"Faktanya dari data, di sana ada perkampungan, ada sawah juga di sana. Faktanya masih banyak hak atas tanah di sana. Cukup banyak mungkin 30 persen," kata Budi, ditemui di Gedung Ombudsman RI, Kuningan, Jakarta, Selatan, Selasa 22 Agustus 2017.
Menurut Budi, seharusnya pihak dari Meikarta harus menyelesaikan akuisisi lahan tersebut setelah itu baru bisa membangun bahkan memasarkan produknya ke masyarakat. Jika tidak secepatnya direalisasikan, hal itu bisa menjadi masalah kedepannya.
"Jadi harus diselesaikan dulu, bahkan teman-teman kami sudah panggil teman-teman Meikarta. Mana master plannya, di mana batas tanahnya, itu yang belum putus," jelas dia.
Sementara itu, Kepala Dinas Lingkungan Hidup Kabupaten Bekasi, Daryanto menjelaskan, seluruh lahan di Meikarta memang sudah dimiliki Lippo Group, tapi terpecah-pecah lewat anak usaha lainnya.

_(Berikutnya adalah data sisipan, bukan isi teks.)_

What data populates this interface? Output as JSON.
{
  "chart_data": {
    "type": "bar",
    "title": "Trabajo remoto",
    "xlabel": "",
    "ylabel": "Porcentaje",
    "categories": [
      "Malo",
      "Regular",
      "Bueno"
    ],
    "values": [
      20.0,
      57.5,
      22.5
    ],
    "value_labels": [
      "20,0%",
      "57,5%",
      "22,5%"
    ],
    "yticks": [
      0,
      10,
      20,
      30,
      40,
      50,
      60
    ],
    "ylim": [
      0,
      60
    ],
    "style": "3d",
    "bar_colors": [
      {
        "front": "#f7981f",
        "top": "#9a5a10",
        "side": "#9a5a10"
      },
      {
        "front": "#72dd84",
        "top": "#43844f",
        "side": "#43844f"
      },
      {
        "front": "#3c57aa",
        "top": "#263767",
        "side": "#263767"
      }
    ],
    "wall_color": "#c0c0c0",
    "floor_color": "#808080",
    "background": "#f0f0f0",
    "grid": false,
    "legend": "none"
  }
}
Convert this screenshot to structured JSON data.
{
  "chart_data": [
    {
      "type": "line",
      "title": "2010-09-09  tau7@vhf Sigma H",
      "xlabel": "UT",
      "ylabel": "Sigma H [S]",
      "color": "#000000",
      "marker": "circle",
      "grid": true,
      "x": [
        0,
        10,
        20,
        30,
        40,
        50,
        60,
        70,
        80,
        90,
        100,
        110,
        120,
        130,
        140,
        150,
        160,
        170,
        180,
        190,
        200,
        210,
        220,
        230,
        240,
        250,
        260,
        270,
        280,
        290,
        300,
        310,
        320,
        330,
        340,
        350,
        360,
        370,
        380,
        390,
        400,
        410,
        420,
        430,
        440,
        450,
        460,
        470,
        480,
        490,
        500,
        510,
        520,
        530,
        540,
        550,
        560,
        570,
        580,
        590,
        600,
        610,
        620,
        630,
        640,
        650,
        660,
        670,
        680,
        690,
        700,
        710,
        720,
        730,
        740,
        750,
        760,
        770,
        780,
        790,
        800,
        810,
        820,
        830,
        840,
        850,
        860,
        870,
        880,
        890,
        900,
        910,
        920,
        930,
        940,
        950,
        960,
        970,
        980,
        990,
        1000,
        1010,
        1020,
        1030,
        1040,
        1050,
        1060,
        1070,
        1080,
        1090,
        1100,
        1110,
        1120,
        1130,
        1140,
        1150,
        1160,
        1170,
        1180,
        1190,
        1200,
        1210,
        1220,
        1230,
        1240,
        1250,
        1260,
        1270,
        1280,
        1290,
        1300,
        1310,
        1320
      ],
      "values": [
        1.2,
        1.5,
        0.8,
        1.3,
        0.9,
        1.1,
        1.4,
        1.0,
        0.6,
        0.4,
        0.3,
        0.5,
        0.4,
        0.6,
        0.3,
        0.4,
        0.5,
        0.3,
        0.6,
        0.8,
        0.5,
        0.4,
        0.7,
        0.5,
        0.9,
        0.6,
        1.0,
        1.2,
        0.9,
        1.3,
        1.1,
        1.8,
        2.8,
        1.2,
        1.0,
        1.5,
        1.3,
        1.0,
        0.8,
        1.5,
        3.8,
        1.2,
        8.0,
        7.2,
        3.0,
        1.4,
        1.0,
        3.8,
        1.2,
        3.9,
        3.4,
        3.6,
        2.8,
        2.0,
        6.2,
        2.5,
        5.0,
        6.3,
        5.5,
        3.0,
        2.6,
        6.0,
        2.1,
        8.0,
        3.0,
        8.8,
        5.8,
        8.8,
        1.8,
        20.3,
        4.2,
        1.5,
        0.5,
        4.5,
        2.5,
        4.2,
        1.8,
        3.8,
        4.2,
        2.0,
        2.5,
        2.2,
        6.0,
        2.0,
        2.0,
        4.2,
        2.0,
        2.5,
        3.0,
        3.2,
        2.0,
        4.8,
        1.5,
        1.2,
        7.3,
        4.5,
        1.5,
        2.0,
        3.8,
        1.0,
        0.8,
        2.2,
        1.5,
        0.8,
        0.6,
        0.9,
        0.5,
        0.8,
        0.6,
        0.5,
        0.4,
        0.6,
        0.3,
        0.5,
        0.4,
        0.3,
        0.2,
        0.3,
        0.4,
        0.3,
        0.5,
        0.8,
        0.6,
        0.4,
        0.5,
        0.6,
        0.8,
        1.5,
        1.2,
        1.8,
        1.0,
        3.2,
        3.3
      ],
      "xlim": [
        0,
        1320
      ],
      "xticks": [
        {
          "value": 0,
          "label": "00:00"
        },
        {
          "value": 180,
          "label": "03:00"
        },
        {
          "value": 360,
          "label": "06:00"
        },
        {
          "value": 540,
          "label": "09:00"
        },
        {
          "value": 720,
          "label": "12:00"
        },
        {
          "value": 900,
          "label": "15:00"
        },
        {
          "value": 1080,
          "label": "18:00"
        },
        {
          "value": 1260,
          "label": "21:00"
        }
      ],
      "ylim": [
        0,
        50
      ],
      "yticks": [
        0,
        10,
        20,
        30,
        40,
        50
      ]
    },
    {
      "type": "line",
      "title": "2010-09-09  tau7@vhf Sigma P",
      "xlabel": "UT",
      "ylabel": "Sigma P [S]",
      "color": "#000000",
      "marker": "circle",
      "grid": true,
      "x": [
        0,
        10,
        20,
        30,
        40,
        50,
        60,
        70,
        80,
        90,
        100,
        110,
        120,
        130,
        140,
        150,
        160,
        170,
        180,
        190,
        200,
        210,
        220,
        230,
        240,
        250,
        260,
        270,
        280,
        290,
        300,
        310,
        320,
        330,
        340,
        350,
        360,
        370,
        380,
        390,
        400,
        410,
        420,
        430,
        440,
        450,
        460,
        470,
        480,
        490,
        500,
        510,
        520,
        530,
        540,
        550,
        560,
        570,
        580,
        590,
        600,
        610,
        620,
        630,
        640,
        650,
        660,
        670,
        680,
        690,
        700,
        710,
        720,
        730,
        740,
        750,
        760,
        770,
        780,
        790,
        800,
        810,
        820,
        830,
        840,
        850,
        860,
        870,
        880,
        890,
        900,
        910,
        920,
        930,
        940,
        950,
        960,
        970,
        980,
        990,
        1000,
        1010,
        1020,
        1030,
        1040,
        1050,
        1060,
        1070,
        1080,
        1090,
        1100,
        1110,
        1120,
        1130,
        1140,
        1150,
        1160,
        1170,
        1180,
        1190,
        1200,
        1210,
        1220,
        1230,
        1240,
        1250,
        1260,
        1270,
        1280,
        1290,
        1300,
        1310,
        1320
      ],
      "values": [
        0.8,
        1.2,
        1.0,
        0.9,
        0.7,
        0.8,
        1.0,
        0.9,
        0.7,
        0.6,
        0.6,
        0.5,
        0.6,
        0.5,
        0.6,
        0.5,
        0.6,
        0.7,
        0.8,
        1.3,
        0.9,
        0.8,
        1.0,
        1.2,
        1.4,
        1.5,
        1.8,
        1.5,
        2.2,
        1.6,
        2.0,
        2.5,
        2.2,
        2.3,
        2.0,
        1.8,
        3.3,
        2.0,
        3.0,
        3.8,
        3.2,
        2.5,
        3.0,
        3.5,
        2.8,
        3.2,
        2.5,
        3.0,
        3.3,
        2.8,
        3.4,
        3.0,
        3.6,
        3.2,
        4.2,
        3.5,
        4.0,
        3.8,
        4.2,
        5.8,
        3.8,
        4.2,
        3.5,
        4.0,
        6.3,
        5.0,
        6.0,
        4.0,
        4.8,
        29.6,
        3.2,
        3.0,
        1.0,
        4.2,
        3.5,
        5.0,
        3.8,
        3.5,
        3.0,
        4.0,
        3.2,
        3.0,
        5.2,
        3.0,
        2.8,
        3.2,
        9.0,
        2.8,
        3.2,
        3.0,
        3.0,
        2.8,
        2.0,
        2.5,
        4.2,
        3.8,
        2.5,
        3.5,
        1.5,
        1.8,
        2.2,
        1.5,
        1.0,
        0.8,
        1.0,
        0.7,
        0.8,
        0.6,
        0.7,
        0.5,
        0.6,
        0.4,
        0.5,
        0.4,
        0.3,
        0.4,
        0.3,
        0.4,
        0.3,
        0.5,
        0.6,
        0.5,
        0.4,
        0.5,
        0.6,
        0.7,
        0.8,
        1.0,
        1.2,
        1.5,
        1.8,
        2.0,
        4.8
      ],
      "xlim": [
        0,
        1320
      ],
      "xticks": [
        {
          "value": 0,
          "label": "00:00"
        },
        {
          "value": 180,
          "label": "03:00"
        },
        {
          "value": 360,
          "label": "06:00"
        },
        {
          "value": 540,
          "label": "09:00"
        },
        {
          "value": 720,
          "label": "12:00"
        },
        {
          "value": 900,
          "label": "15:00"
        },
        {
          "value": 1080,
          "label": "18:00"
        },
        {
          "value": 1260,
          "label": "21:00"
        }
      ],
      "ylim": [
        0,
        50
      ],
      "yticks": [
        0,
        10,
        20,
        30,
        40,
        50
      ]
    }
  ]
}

"Walaupun belum semuanya atas nama Lippo, tapi ada nama beberapa PT. Faktanya Lippo sudah menyampaikan ke kami dia memiliki itu, walaupun HGB-nya belum atas nama Lippo. Mungkin anak perusahaan tapi Lippo juga," kata Daryanto.
Pemkab Bekasi sendiri telah memberikan Izin Peruntukan Penggunaan Tanah (IPPT), tapi hanya untuk lahan seluas 84,6 hektare (ha). Meski begitu, pemberian IPPT tersebut diakuinya atas nama beberapa pihak.
Walaupun mendapatkan izin IPPT, Daryanto menekankan, seharusnya pengembang dari Meikarta belum bisa membangun proyek tersebut. Karena setelah izin IPPT, ada izin kepemilikan Amdal, dan IMB. "Setelah itu beres, baru pembangunan bisa dilakukan," tukas Daryanto.